Pero este no ha sido el primero ni el único altercado que ha sufrido el fútbol japonés. En noviembre de 1994 hinchas de Urawa lanzaron botellas y otros objetos al terreno de juego contra sus propios futbolistas por el mal juego del equipo. Un comportamiento que se ha ido reproduciendo durante la década de los años noventa en otros estadios como el Hitachi Kashiwa Soccer Stadium donde lanzaron monedas y objetos a los seguidores rivales. Y es que los seguidores de Urawa se han ganado la fama de ser los “hooligans” del Japón, salvando las evidentes distancias respecto a los ingleses, al recrear una imagen de hinchas “duros”.

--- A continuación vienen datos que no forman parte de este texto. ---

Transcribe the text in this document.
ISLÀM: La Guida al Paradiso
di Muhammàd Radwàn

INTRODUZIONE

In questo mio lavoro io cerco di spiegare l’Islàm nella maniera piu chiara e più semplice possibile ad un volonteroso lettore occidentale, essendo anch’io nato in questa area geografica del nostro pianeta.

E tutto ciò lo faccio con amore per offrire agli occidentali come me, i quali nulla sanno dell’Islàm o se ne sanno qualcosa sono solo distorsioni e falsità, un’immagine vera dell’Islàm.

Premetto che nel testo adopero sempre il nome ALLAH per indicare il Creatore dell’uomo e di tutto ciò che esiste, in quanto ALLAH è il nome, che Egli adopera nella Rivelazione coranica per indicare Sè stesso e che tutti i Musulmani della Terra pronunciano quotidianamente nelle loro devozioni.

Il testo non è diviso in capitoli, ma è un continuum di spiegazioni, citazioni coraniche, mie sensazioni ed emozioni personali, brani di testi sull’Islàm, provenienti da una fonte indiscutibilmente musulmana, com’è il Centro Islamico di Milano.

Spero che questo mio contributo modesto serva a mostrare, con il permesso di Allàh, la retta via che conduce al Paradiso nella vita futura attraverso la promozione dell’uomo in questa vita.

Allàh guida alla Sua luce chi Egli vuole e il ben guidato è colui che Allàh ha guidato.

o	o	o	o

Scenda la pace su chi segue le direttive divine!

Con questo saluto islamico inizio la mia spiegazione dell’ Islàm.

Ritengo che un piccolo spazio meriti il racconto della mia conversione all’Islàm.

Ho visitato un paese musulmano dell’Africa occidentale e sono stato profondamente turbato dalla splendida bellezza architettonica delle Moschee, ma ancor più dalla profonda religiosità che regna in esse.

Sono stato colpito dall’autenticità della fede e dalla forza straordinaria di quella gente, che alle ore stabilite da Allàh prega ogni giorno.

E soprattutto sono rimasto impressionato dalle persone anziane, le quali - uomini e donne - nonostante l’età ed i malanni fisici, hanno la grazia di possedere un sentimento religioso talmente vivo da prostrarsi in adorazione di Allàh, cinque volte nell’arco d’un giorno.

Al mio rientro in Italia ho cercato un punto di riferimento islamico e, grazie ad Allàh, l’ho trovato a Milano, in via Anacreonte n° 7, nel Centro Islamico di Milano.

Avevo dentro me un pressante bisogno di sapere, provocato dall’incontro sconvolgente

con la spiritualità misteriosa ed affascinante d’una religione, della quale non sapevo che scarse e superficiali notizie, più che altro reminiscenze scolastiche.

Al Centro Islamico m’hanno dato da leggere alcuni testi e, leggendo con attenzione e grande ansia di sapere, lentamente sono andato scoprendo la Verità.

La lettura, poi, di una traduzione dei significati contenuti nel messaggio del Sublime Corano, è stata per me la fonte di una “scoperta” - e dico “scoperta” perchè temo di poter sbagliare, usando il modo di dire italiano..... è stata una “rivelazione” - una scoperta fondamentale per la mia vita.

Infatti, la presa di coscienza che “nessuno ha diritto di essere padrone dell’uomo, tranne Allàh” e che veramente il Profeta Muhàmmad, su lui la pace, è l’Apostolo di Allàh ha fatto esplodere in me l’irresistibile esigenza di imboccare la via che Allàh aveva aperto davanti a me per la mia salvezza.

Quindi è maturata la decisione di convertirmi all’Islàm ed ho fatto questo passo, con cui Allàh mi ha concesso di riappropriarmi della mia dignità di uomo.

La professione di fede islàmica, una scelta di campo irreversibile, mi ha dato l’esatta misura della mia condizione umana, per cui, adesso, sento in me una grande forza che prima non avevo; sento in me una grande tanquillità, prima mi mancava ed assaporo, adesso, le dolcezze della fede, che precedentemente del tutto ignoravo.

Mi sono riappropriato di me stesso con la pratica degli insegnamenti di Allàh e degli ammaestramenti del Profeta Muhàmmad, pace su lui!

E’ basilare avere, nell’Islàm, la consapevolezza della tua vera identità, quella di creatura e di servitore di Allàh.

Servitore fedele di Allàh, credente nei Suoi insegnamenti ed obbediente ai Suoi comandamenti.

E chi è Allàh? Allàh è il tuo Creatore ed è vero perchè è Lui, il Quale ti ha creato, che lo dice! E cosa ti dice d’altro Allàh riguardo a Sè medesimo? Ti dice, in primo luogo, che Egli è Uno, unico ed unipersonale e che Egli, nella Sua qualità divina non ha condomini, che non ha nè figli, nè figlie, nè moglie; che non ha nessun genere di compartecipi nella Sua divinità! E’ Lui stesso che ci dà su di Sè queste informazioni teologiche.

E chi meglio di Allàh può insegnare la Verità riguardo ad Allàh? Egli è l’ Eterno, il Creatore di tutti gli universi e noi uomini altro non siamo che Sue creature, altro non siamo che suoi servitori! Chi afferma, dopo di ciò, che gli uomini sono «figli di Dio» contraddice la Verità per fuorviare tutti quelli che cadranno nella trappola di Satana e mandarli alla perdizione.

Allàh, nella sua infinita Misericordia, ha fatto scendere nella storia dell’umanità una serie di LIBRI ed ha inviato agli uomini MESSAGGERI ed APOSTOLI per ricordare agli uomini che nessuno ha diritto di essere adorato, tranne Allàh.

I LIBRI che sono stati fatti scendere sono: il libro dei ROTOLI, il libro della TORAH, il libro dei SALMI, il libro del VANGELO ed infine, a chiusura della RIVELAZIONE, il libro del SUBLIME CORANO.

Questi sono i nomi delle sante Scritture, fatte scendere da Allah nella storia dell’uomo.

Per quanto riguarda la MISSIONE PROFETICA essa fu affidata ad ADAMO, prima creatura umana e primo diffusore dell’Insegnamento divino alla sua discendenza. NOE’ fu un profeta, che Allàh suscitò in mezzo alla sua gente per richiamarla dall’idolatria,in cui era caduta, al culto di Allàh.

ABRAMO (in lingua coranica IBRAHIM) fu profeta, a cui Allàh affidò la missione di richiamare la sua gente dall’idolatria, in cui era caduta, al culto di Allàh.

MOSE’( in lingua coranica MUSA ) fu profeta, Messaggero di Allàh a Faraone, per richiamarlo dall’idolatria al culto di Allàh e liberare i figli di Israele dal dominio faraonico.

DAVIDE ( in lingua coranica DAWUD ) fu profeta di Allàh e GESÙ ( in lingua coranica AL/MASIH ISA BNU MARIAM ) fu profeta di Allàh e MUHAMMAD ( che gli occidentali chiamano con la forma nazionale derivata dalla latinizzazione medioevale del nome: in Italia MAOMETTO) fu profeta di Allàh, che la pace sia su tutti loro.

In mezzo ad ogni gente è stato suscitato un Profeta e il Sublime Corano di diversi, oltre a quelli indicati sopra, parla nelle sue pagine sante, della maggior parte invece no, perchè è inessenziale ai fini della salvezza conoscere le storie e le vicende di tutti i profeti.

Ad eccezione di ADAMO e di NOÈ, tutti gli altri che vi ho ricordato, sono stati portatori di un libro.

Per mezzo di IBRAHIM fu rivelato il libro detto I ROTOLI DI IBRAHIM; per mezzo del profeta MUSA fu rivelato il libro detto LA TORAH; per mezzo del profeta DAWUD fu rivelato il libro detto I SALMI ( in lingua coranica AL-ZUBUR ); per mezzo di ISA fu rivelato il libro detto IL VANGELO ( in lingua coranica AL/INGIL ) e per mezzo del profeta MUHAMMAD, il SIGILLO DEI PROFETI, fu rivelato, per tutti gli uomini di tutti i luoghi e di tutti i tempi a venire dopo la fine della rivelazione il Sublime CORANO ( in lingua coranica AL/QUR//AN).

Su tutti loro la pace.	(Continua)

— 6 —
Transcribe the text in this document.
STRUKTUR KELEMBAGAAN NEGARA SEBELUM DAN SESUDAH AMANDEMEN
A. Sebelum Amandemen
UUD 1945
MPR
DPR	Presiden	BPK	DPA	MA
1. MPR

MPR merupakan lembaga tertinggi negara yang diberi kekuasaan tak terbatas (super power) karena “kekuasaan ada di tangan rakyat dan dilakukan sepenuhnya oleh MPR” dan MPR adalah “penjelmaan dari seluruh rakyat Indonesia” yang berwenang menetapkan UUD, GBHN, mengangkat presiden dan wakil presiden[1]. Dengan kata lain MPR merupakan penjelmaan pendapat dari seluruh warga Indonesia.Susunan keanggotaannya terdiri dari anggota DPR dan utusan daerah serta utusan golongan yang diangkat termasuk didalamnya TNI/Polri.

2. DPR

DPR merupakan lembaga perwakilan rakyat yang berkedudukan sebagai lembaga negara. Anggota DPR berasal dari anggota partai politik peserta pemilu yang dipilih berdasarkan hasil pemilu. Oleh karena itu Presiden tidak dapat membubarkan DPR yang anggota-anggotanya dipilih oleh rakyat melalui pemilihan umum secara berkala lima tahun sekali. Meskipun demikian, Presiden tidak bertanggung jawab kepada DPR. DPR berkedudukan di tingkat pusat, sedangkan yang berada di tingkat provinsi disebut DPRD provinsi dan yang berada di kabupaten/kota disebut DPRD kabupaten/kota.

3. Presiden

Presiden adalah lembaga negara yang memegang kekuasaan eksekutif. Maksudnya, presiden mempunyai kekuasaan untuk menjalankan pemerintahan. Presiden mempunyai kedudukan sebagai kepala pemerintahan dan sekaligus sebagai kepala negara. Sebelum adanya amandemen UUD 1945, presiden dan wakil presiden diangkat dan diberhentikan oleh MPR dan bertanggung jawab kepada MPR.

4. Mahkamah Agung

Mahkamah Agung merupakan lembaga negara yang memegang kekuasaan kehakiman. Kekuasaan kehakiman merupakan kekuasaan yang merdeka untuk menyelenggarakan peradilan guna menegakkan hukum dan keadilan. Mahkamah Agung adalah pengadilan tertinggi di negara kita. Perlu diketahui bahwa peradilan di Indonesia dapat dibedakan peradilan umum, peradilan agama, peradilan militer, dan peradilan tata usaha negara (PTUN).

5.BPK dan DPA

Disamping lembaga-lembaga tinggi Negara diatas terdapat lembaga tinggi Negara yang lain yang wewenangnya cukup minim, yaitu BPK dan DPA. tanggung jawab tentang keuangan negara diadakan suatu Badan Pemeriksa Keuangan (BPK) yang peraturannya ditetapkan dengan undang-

Encontronazo entre hinchas de Urawa Reds Diamonds y Gamba Osaka

Pero la violencia no ha sido patrimonio de los hinchas rojos. En septiembre de 2008 el centrocampista brasileño del Kashiwa Reysol, Álex, fue agredido con un palo de bandera en el estadio de Kashima Antlers cuando iba a sacar un córner. El agresor fue sancionado con una suspensión de por vida para acceder a recintos deportivos, mientras ambos clubes recibieron una multa económica. A pesar de ello, los casos de violencia se acostumbran a minimizar desde la J-League y la Asociación Japonesa de Fútbol (JFA). Lo cierto es que el tópico que asociaba el fútbol japonés con aficionados pacíficos y coloristas ya no se corresponde con la realidad. ¿Acabará reproduciéndose en un futuro próximo el fenómeno hooligan en el país del sol naciente?